CockroachDB is a distributed SQL database that thrives on resilience and scale. It’s designed to stay online even when the world around it breaks. Lightstep is the tracing and observability platform built by engineers who got tired of guessing what was happening inside opaque systems. When paired, you get a transparent, measurable view of your data layer—every query, latency spike, and retry visible in context. No blind spots. No digging through YAML at 2 a.m.
The integration between CockroachDB and Lightstep works through instrumentation pipelines that capture spans from database operations, routing them into Lightstep to visualize performance at query and node levels. Application service traces merge with database telemetry, so you can pinpoint bottlenecks and dependency chains without toggling between tools. Think of it as merging the heartbeat of your infrastructure with its pulse history.
To configure CockroachDB Lightstep correctly, ensure proper identity alignment.
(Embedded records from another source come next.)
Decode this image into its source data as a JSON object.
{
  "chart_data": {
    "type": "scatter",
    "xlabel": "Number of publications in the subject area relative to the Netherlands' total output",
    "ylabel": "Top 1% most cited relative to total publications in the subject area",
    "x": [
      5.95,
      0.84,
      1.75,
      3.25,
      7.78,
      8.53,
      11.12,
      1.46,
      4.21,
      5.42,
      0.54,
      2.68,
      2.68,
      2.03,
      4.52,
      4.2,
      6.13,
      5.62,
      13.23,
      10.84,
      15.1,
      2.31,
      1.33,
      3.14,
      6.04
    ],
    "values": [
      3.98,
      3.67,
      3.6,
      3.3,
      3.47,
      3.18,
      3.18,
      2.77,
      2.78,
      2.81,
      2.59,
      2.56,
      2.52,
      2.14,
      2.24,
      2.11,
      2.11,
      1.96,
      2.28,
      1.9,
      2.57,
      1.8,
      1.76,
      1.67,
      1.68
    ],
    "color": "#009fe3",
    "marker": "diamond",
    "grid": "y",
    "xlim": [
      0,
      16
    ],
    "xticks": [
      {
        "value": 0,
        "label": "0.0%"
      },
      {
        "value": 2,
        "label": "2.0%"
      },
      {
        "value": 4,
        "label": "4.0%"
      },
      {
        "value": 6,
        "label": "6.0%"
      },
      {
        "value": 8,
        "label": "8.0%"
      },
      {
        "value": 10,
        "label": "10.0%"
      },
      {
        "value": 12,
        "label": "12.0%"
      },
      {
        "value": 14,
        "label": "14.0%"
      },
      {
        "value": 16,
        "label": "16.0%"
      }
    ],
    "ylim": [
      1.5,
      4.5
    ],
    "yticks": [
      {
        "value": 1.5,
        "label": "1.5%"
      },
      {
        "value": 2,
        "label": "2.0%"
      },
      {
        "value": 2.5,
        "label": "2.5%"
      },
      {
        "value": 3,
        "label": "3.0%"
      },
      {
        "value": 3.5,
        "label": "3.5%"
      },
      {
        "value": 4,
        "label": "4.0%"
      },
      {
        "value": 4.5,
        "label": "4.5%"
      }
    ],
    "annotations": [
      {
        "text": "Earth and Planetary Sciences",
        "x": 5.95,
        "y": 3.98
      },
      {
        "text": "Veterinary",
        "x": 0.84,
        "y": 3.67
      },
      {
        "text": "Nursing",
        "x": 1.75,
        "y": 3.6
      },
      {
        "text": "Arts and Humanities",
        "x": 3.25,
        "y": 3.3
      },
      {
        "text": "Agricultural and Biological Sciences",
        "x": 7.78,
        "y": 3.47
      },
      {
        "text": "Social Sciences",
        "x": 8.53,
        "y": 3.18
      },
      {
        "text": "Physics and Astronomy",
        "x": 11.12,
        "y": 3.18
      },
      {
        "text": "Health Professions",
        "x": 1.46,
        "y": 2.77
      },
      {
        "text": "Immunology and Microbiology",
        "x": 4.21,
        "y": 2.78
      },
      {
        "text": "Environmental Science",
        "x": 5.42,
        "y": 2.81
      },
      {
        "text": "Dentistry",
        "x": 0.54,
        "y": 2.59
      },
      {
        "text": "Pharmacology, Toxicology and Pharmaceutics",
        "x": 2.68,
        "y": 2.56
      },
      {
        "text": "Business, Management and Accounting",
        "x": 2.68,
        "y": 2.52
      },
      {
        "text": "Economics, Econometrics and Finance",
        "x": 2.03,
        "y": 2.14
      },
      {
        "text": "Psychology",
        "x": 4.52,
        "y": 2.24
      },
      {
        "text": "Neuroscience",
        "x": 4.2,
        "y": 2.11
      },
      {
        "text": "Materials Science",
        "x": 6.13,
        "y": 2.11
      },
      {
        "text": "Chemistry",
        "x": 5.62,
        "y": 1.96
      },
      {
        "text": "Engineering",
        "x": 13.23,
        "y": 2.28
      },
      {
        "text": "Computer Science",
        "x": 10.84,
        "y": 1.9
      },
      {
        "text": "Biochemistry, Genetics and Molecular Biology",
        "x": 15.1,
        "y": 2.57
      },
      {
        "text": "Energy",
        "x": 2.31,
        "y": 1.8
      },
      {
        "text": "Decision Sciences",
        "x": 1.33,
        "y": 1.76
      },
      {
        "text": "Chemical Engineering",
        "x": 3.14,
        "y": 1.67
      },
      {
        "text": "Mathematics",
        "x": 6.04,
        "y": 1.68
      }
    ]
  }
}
Map cluster permissions through your existing IAM (Okta, AWS IAM, or OIDC). Rotate service tokens regularly, and validate telemetry ingestion endpoints under authenticated connections. It’s not glamorous, but it’s how you keep audits clean and access consistent. If you handle secure tracing data, SOC 2 alignment isn’t optional.
A common question: How do I connect CockroachDB metrics to Lightstep without patching drivers?
Most current CockroachDB releases emit OpenTelemetry signals natively. You register the exporter in Lightstep, tag your spans with cluster IDs, then watch traces appear instantly. No plugin hacks required.